To compare patient-reported pain, bleeding, and device safety between intrauterine contraceptive device (IUD) insertion procedures employing a suction cervical stabilizer or single-tooth tenaculum.
This was a randomized, prospective, single-blinded study conducted at two centers, enrolling women aged 18 years or older, eligible for IUD insertion. The primary end point measure was patient-reported pain, measured on a 100-mm Visual Analogue Scale. Safety was assessed on the amount of bleeding, adverse events, and serious adverse events.
One hundred women were randomized, 48 to the investigational device and 52 to control. There were no statistically significant differences between the groups in factors potentially associated with pain on IUD insertion. IUD insertion was successful in 94% of all subjects. Subjects in the investigational device group reported pain scores ≥14 points lower than in the control group at cervix grasping (14.9 vs 31.3; p < 0.001) and traction (17.0 vs 35.9; p < 0.001), and smaller differences in pain scores at the IUD insertion (31.5 vs 44.9; p = 0.021) and cervix-release (20.6 vs 30.9; p = 0.049) steps. Nulliparous women experienced the greatest pain differences to control. Mean blood loss was 0.336 (range 0.022-2.189) grams in the investigational device group and 1.336 (range 0.201-11.936) grams in the control group, respectively (p = 0.03 for the comparison). One adverse event (bruising and minor bleeding) in the investigational device group was considered causally related to the study device.

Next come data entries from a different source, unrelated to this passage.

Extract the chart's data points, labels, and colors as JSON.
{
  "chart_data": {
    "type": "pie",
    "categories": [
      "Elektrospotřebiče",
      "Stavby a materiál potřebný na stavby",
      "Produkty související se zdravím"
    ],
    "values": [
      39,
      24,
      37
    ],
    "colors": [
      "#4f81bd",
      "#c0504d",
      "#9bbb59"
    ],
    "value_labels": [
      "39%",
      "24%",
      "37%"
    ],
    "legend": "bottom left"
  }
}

The suction cervical stabilizer had a reassuring safety profile and its use was associated with significant reductions in pain during the IUD insertion procedure compared with standard single-tooth tenaculum use, particularly among nulliparous women.
Pain can be an important barrier to greater use of IUD devices among prescribers and users, particularly nulliparous women. The suction cervical stabilizer may provide an appealing alternative to currently available tenacula, filling an important unmet need.

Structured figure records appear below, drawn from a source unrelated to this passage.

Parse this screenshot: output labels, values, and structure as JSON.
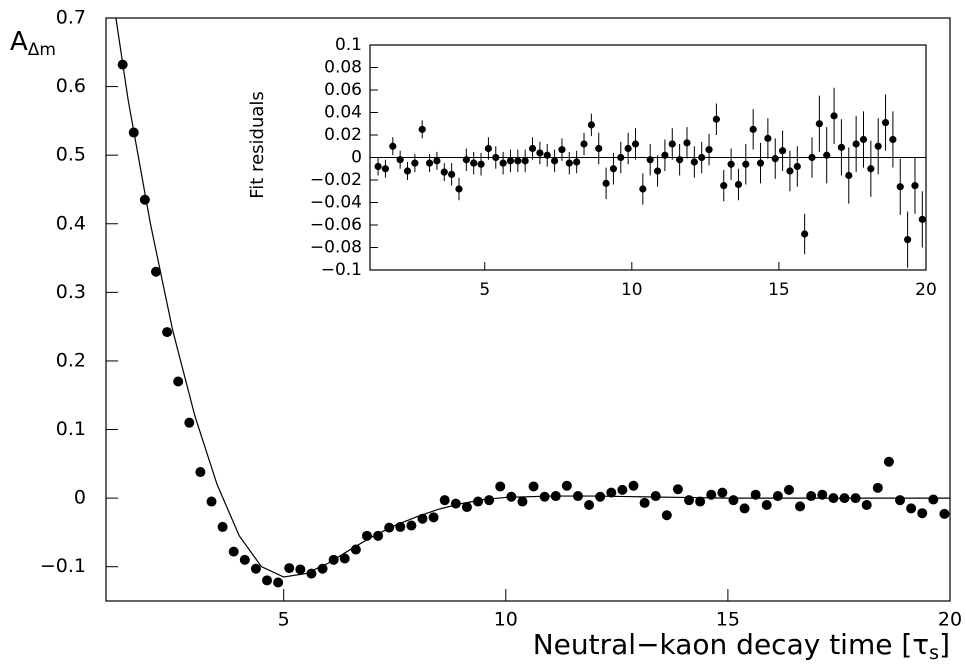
{
  "chart_data": [
    {
      "type": "scatter",
      "ylabel": [
        "A",
        "Δm"
      ],
      "xlabel": [
        "Neutral−kaon decay time [τ",
        "s",
        "]"
      ],
      "xlim": [
        1,
        20
      ],
      "ylim": [
        -0.15,
        0.7
      ],
      "xticks": [
        5,
        10,
        15,
        20
      ],
      "yticks": [
        {
          "value": -0.1,
          "label": "−0.1"
        },
        0,
        0.1,
        0.2,
        0.3,
        0.4,
        0.5,
        0.6,
        0.7
      ],
      "color": "#000000",
      "x": [
        1.375,
        1.625,
        1.875,
        2.125,
        2.375,
        2.625,
        2.875,
        3.125,
        3.375,
        3.625,
        3.875,
        4.125,
        4.375,
        4.625,
        4.875,
        5.125,
        5.375,
        5.625,
        5.875,
        6.125,
        6.375,
        6.625,
        6.875,
        7.125,
        7.375,
        7.625,
        7.875,
        8.125,
        8.375,
        8.625,
        8.875,
        9.125,
        9.375,
        9.625,
        9.875,
        10.125,
        10.375,
        10.625,
        10.875,
        11.125,
        11.375,
        11.625,
        11.875,
        12.125,
        12.375,
        12.625,
        12.875,
        13.125,
        13.375,
        13.625,
        13.875,
        14.125,
        14.375,
        14.625,
        14.875,
        15.125,
        15.375,
        15.625,
        15.875,
        16.125,
        16.375,
        16.625,
        16.875,
        17.125,
        17.375,
        17.625,
        17.875,
        18.125,
        18.375,
        18.625,
        18.875,
        19.125,
        19.375,
        19.625,
        19.875
      ],
      "values": [
        0.632,
        0.533,
        0.435,
        0.33,
        0.242,
        0.17,
        0.11,
        0.038,
        -0.005,
        -0.042,
        -0.078,
        -0.09,
        -0.103,
        -0.12,
        -0.123,
        -0.102,
        -0.104,
        -0.11,
        -0.103,
        -0.09,
        -0.088,
        -0.075,
        -0.055,
        -0.055,
        -0.043,
        -0.042,
        -0.04,
        -0.03,
        -0.028,
        -0.003,
        -0.008,
        -0.013,
        -0.005,
        -0.003,
        0.017,
        0.002,
        -0.005,
        0.017,
        0.002,
        0.003,
        0.018,
        0.003,
        -0.01,
        0.002,
        0.008,
        0.012,
        0.018,
        -0.007,
        0.003,
        -0.025,
        0.013,
        -0.003,
        -0.005,
        0.005,
        0.008,
        -0.003,
        -0.015,
        0.005,
        -0.01,
        0.003,
        0.012,
        -0.012,
        0.003,
        0.005,
        0,
        0,
        0,
        -0.01,
        0.015,
        0.053,
        -0.003,
        -0.015,
        -0.022,
        -0.002,
        -0.023
      ],
      "fit": {
        "x": [
          1.2,
          1.5,
          2.0,
          2.5,
          3.0,
          3.5,
          4.0,
          4.5,
          5.0,
          5.5,
          6.0,
          6.5,
          7.0,
          7.5,
          8.0,
          8.5,
          9.0,
          9.5,
          10.0,
          11,
          12,
          13,
          14,
          15,
          17,
          20
        ],
        "values": [
          0.71,
          0.58,
          0.4,
          0.245,
          0.12,
          0.02,
          -0.055,
          -0.1,
          -0.115,
          -0.11,
          -0.095,
          -0.075,
          -0.056,
          -0.04,
          -0.027,
          -0.016,
          -0.008,
          -0.002,
          0.001,
          0.003,
          0.003,
          0.002,
          0.001,
          0,
          0,
          0
        ]
      }
    },
    {
      "type": "errorbar",
      "ylabel": "Fit residuals",
      "xlim": [
        1.1,
        20
      ],
      "ylim": [
        -0.1,
        0.1
      ],
      "xticks": [
        5,
        10,
        15,
        20
      ],
      "yticks": [
        {
          "value": -0.1,
          "label": "−0.1"
        },
        {
          "value": -0.08,
          "label": "−0.08"
        },
        {
          "value": -0.06,
          "label": "−0.06"
        },
        {
          "value": -0.04,
          "label": "−0.04"
        },
        {
          "value": -0.02,
          "label": "−0.02"
        },
        0,
        0.02,
        0.04,
        0.06,
        0.08,
        0.1
      ],
      "reference_line": 0,
      "color": "#000000",
      "x": [
        1.375,
        1.625,
        1.875,
        2.125,
        2.375,
        2.625,
        2.875,
        3.125,
        3.375,
        3.625,
        3.875,
        4.125,
        4.375,
        4.625,
        4.875,
        5.125,
        5.375,
        5.625,
        5.875,
        6.125,
        6.375,
        6.625,
        6.875,
        7.125,
        7.375,
        7.625,
        7.875,
        8.125,
        8.375,
        8.625,
        8.875,
        9.125,
        9.375,
        9.625,
        9.875,
        10.125,
        10.375,
        10.625,
        10.875,
        11.125,
        11.375,
        11.625,
        11.875,
        12.125,
        12.375,
        12.625,
        12.875,
        13.125,
        13.375,
        13.625,
        13.875,
        14.125,
        14.375,
        14.625,
        14.875,
        15.125,
        15.375,
        15.625,
        15.875,
        16.125,
        16.375,
        16.625,
        16.875,
        17.125,
        17.375,
        17.625,
        17.875,
        18.125,
        18.375,
        18.625,
        18.875,
        19.125,
        19.375,
        19.625,
        19.875
      ],
      "values": [
        -0.008,
        -0.01,
        0.01,
        -0.002,
        -0.012,
        -0.005,
        0.025,
        -0.005,
        -0.003,
        -0.013,
        -0.015,
        -0.028,
        -0.002,
        -0.005,
        -0.006,
        0.008,
        0,
        -0.005,
        -0.003,
        -0.003,
        -0.003,
        0.008,
        0.004,
        0.002,
        -0.003,
        0.007,
        -0.005,
        -0.004,
        0.012,
        0.029,
        0.008,
        -0.023,
        -0.01,
        0,
        0.008,
        0.012,
        -0.028,
        -0.002,
        -0.012,
        0.002,
        0.012,
        -0.002,
        0.013,
        -0.004,
        0,
        0.007,
        0.034,
        -0.025,
        -0.006,
        -0.024,
        -0.006,
        0.025,
        -0.005,
        0.017,
        -0.001,
        0.006,
        -0.012,
        -0.008,
        -0.068,
        0,
        0.03,
        0.002,
        0.037,
        0.009,
        -0.016,
        0.012,
        0.016,
        -0.01,
        0.01,
        0.031,
        0.016,
        -0.026,
        -0.073,
        -0.025,
        -0.055
      ],
      "errors": [
        0.008,
        0.008,
        0.008,
        0.008,
        0.008,
        0.008,
        0.008,
        0.008,
        0.008,
        0.008,
        0.01,
        0.01,
        0.01,
        0.01,
        0.01,
        0.01,
        0.01,
        0.01,
        0.01,
        0.01,
        0.01,
        0.01,
        0.01,
        0.01,
        0.01,
        0.01,
        0.01,
        0.01,
        0.01,
        0.01,
        0.014,
        0.014,
        0.014,
        0.014,
        0.014,
        0.014,
        0.014,
        0.014,
        0.014,
        0.014,
        0.014,
        0.014,
        0.014,
        0.014,
        0.014,
        0.014,
        0.014,
        0.014,
        0.014,
        0.014,
        0.018,
        0.018,
        0.018,
        0.018,
        0.018,
        0.018,
        0.018,
        0.018,
        0.018,
        0.018,
        0.025,
        0.025,
        0.025,
        0.025,
        0.025,
        0.025,
        0.025,
        0.025,
        0.025,
        0.025,
        0.025,
        0.025,
        0.025,
        0.025,
        0.025
      ]
    }
  ]
}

比较使用宫腔吸引宫颈稳定器与单齿牙槽挺进行宫内节育器(IUD)放置术时患者报告的疼痛、出血和装置安全性。
这是一项在两个中心进行的随机、前瞻性、单盲研究,纳入年龄在 18 岁及以上、适合 IUD 放置的女性。主要终点测量指标为患者报告的疼痛,采用 100mm 视觉模拟量表测量。安全性评估包括出血、不良事件和严重不良事件的发生情况。
共有 100 名女性被随机分配至研究组(宫腔吸引宫颈稳定器)和对照组(单齿牙槽挺),每组 48 名。两组中与 IUD 放置相关的潜在疼痛因素无统计学差异。所有受试者中,94%的 IUD 放置成功。研究组患者在宫颈钳夹时报告的疼痛评分比对照组低 14 分以上(14.9 比 31.3;p<0.001),在牵引时低 17 分以上(17.0 比 35.9;p<0.001),在 IUD 放置时低 31.5 分以上(31.5 比 44.9;p=0.021),在宫颈释放时低 20.6 分以上(20.6 比 30.9;p=0.049)。初产妇的疼痛差异最大。研究组平均出血量为 0.336 克(范围 0.022-2.189 克),对照组为 1.336 克(范围 0.201-11.936 克),两组比较差异有统计学意义(p=0.03)。研究组发生 1 例不良事件(瘀斑和少量出血),认为与研究装置有关。
宫腔吸引宫颈稳定器具有可靠的安全性,与标准单齿牙槽挺相比,其使用与 IUD 放置过程中疼痛的显著减轻相关,尤其是在初产妇中。
疼痛可能是阻碍医生和使用者更多使用 IUD 装置的一个重要因素,尤其是初产妇。宫腔吸引宫颈稳定器可能为目前可用的牙槽挺提供一种有吸引力的替代方案,满足了重要的未满足需求。